I have a graph of the form:
(products:Product)-[:in_stock { updated: timestamp }]->(stock_items:StockItem { quantity: q })-[:stored_at]->(locations:Location)
<Consider the graph data model below. The days are connected in a linked list but they contain timestamps. If I want to collect the Stats
nodes between a range, I must first select on those day nodes and then I can select the Stats
nodes that are in purple. From there I can specify that those purple nodes must be connected to the Group
node in yellow that is connected to theLocation
that I specify.
Now if I translate this pattern into Cypher, I get the following:
MATCH (d:Day)
WHERE d.timestamp > 123456789 AND d.timestamp < 234567891
MATCH (topic:Topic), (location:Location { city: "San Francisco" })
WHERE topic.name in ["NoSQL"]
WITH topic, location, day
MATCH (topic)<-[:HAS_TOPIC]-(group:Group)-[:LOCATED_IN]->(location)
WITH DISTINCT group, day
MATCH (group)-[:HAS_MEMBERS]->(stats:Stats)-[:ON_DAY]->(day)
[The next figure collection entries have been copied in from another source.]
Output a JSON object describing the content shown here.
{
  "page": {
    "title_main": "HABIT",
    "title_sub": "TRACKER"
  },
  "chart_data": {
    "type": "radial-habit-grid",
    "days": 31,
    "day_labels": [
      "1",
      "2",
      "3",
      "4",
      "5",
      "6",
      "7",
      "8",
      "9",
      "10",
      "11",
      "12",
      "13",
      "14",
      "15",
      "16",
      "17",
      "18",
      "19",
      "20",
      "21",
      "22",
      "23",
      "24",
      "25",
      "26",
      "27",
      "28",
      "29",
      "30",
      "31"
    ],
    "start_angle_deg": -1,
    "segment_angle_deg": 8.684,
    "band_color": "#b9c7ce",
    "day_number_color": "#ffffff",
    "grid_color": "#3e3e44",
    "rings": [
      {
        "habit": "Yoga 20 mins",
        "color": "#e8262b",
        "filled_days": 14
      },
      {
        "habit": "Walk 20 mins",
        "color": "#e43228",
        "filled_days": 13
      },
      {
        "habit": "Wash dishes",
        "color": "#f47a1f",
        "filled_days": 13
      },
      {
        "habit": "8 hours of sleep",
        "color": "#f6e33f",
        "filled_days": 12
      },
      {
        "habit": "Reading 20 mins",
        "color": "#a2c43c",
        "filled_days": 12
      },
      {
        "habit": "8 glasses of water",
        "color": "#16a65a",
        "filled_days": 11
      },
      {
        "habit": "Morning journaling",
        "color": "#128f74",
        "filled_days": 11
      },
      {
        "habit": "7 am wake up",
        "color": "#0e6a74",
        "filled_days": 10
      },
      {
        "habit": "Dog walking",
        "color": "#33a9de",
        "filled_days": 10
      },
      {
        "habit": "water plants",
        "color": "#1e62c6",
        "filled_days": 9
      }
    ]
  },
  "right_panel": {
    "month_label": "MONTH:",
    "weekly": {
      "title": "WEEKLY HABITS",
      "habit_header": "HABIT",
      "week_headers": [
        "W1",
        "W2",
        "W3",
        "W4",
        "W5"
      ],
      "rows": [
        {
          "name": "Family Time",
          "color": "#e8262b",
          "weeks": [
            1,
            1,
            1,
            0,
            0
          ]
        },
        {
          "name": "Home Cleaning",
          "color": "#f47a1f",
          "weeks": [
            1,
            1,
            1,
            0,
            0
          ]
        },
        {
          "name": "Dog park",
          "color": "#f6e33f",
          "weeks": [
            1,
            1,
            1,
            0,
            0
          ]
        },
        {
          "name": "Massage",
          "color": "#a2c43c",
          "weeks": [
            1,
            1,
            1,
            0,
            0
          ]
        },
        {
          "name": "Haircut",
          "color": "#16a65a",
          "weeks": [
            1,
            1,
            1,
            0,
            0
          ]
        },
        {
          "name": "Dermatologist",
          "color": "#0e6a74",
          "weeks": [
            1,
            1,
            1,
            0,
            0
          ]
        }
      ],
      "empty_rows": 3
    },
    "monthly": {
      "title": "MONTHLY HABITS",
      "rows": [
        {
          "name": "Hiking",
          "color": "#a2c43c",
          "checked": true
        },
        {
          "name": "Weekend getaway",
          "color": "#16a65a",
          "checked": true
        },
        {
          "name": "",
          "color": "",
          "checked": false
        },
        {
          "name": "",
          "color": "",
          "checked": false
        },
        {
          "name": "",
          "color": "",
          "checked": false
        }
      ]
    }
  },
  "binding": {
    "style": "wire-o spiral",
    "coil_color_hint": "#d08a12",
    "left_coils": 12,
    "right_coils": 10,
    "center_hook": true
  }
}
WITH DISTINCT (day.month + "/" + day.day + "/" + day.year) as day,
group.name as group,
stats.count as members,
day.timestamp as timestamp
ORDER BY timestamp
RETURN day, group, members
If you refactored your model to turn the in_stock
relationship into a node with a timestamp, and model that node as a linked list, then you could select the most recent by specifying the pattern:
MATCH (product:Product { sku: 1234 })-[:HAS_UPDATE]->(update:InStock)
WHERE NOT (update)-[:NEXT]->()
WITH update
MATCH (update)-[:STOCK_ITEMS]->(stockItems:StockItem),
(stockItems)<-[:STORED_AT]-(location:Location)
RETURN location.name, stockItems.quantity
This is the most performant way to do this. To manage pointers in a linked list that allow you to both query on a range (between timestamps) and to also query the N most recent items.